Im Gemeindesaal trafen sich 20 Personen, um über das Thema „Mobilität im Waldviertel“ zu diskutieren und erste Vorschläge und Lösungsansätze zu formulieren. Die Veranstaltung war ein Experiment, um dieses neue Format zu erproben und gleichzeitig Vorschläge und Erfahrungen für kommende Bürger-Räte zu sammeln.

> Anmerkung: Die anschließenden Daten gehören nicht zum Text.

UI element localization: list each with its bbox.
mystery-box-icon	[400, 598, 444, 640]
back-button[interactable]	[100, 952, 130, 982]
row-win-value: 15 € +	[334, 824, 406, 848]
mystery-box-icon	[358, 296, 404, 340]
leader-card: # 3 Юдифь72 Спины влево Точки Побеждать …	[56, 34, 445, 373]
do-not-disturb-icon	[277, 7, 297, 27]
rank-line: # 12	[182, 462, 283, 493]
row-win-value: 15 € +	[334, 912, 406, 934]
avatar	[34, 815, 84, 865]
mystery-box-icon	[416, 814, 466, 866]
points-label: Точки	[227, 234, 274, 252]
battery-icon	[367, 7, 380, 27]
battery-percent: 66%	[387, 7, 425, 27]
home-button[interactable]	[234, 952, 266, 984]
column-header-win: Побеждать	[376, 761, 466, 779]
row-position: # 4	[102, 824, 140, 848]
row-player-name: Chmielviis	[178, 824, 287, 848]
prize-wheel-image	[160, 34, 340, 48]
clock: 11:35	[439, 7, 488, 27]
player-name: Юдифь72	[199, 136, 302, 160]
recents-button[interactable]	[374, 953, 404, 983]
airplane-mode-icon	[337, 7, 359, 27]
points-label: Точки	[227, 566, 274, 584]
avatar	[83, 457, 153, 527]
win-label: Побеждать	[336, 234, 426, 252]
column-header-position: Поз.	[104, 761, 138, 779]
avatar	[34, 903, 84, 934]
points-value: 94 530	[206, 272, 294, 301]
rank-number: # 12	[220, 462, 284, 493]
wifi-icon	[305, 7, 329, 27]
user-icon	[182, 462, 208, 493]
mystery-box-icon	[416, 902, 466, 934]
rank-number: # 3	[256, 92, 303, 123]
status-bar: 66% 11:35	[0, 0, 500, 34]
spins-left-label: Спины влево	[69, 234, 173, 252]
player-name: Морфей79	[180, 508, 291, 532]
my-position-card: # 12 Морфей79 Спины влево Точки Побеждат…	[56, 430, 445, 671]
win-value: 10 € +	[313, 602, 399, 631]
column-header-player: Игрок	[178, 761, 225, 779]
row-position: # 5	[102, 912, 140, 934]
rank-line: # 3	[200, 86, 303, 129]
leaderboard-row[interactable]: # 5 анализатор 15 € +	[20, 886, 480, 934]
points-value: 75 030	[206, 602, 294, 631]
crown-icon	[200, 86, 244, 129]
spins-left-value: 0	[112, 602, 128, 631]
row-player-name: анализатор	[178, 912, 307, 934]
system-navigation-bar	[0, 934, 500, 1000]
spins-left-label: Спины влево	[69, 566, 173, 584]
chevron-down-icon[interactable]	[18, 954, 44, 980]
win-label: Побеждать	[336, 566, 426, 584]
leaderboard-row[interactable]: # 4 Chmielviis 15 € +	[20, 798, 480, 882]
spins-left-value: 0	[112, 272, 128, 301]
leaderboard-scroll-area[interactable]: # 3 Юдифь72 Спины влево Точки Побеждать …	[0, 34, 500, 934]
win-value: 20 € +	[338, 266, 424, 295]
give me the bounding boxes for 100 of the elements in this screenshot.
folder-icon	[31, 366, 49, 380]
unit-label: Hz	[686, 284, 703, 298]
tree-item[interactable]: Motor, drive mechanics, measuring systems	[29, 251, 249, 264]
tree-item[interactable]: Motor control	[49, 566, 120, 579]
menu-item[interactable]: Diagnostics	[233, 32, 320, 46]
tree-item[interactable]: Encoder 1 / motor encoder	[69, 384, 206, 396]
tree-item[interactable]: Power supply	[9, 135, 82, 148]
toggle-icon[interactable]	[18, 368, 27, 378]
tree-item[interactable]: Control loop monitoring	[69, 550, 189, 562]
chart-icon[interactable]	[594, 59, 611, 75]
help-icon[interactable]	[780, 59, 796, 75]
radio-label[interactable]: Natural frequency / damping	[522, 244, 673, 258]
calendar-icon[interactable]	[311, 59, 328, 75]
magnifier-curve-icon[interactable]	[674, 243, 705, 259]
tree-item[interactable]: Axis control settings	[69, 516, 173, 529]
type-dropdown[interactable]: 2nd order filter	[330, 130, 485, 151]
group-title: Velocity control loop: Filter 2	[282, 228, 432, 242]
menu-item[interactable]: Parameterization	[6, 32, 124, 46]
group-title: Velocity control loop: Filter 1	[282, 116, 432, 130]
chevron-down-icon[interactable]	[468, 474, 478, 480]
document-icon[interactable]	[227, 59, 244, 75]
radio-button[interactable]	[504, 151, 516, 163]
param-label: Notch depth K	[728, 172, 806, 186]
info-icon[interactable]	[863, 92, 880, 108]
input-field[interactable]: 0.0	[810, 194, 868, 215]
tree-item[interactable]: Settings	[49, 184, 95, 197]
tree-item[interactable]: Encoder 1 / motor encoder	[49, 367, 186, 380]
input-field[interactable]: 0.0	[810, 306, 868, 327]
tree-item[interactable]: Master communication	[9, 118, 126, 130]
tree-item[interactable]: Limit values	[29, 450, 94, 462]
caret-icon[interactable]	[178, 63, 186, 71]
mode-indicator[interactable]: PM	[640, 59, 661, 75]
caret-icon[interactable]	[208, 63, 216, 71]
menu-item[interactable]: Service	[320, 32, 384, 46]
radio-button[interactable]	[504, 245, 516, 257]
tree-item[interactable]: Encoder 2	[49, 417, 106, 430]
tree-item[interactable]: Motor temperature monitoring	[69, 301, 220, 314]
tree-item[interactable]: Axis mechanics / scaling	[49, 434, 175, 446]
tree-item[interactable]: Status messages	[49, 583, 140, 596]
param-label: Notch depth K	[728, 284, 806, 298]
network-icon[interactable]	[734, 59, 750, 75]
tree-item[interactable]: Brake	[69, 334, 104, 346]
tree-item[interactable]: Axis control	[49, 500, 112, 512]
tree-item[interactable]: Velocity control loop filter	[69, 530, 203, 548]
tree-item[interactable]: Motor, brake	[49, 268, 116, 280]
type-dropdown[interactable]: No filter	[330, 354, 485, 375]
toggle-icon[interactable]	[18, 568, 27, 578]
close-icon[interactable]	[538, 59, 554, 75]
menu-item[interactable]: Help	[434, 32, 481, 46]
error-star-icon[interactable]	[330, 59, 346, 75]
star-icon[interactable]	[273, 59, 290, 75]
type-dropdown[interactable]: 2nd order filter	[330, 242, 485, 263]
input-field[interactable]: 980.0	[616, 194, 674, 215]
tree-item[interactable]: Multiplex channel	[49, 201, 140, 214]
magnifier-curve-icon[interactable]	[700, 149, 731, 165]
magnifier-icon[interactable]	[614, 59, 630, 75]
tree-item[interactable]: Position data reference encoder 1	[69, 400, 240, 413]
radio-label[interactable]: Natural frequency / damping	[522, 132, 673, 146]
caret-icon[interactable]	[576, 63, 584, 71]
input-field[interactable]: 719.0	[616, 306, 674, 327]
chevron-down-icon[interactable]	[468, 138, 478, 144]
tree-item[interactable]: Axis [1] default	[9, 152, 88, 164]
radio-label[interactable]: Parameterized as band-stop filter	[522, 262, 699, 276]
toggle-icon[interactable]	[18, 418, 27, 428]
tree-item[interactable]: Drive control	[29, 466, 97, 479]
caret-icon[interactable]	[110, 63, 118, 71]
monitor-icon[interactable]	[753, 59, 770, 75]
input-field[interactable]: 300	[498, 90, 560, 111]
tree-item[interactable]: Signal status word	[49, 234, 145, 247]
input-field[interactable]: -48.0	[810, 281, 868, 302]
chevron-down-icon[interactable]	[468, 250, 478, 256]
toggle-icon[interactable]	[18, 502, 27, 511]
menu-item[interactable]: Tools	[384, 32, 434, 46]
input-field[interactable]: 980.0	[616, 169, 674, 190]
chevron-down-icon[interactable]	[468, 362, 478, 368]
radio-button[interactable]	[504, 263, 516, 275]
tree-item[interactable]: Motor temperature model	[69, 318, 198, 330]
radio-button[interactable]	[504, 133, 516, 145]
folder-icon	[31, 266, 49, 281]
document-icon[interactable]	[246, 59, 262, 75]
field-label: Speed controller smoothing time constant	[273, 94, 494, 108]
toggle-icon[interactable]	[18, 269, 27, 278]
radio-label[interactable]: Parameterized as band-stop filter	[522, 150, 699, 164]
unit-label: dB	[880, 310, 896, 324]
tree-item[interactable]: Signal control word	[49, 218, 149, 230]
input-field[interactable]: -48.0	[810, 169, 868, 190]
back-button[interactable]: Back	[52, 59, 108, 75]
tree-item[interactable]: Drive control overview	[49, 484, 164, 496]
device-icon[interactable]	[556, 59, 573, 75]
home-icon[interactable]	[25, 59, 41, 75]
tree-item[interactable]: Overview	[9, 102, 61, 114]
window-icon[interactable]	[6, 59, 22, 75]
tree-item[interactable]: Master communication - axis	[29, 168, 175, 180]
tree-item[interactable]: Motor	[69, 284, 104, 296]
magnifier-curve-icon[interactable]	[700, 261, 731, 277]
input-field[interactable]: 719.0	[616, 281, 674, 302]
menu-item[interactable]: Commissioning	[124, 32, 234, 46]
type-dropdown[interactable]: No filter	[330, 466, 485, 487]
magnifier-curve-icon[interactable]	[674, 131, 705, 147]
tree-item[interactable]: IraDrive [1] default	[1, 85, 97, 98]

„Die wichtigstes Erkenntnis war, dass das Konzept funktioniert.“ Ulrike Kleindienst über den ersten Bürger-Rat

„Die vielleicht wichtigste Erkenntnis war, dass das Konzept funktioniert“, sagt Ulrike Kleindienst. Daher sollen auch künftig ähnliche Veranstaltungen stattfinden. Eine damit verbundene Forderung ist die Verankerung des Modells Bürger-Rat im NÖ-Landesgesetz, wie es bereits in Vorarlberg im Rahmen einer Richtlinie der Fall ist.

Jeder Bürger-Rat besteht aus mindestens drei Gruppen: den stimmberechtigten Räten, verschiedenen Experten und Moderatoren. Die letzte Funktion übernahmen Karin Neckamm und Doris Holler-Bruckner von „Powerful People“.

Der erste Tag bestand hauptsächlich aus Vorträgen der anwesenden Experten, die anschließend gründlich befragt werden konnten und über deren Aussagen ausgiebig diskutiert wurde. Am Sonntag standen zwei große Themengruppen im Mittelpunkt: das Format Bürger-Rat an sich und das Thema Mobilität. Beide Arbeitsgruppen erarbeiteten Vorschläge, die sie anschließend der versammelten Gruppe präsentierten und zur Diskussion stellten.

Am Ende wurde über die einzelnen Punkte abgestimmt. Erstaunlich war, welch großer Konsens bei den meisten Inhalten erzielt wurde. So erreichten etwa die Forderungen einer CO 2 -Abgabe, verbunden mit finanziellen Ausgleichen für CO 2 -arme Mobilität, einstimmige Zustimmung, genau wie die Forderung nach einem Bahnausbau und einer weitergehenden Förderung von Radmobilität sowie eine verbesserte Alltagstauglichkeit und Sicherheit von Radwegen.

Besonders konkret war die Anregung der Einführung des „Mitfahrbankerls“, das eine Art organisiertes Autostoppen ermöglicht, und eine Förderung von Bedarfsfahrten. Damit wäre es E-Carsharing-Nutzern möglich, zum Beispiel gegen Gutschrift von Freikilometern Bedarfsfahrten für andere Personen zu unternehmen. Wichtige Punkte waren außerdem eine transparente Aufklärung und mehr Bewusstseinsbildung zum Thema Mobilitätswende für die Bevölkerung sowie eine intelligente Raumplanung, um den bestehenden Mobilitätsbedarf zu verringern.

Der katastrophale F4-Tornado in Südmähren und die Hagelschäden in Österreich würden zeigen, wie dringend notwendig das Handeln gegen den Klimawandel ist, um die Treibhausgasemissionen weltweit zu senken. Österreich soll, so die Bundesregierung, bis 2040 klimaneutral werden. Die Zeit ist also knapp und die Teilnehmer halten das Format „Bürger-Rat“ als wirksames Mittel, um gemeinsam umsetzbare Lösungen zu finden. Die Bürger waren sich einig, dass dies damit möglich sei. Organisiert wurde die Veranstaltung von der Gemeinwohl-Ökonomie Regionalgruppe Waldviertel, Parents for Future Waldviertel und der Klimamodellregion Thayaland.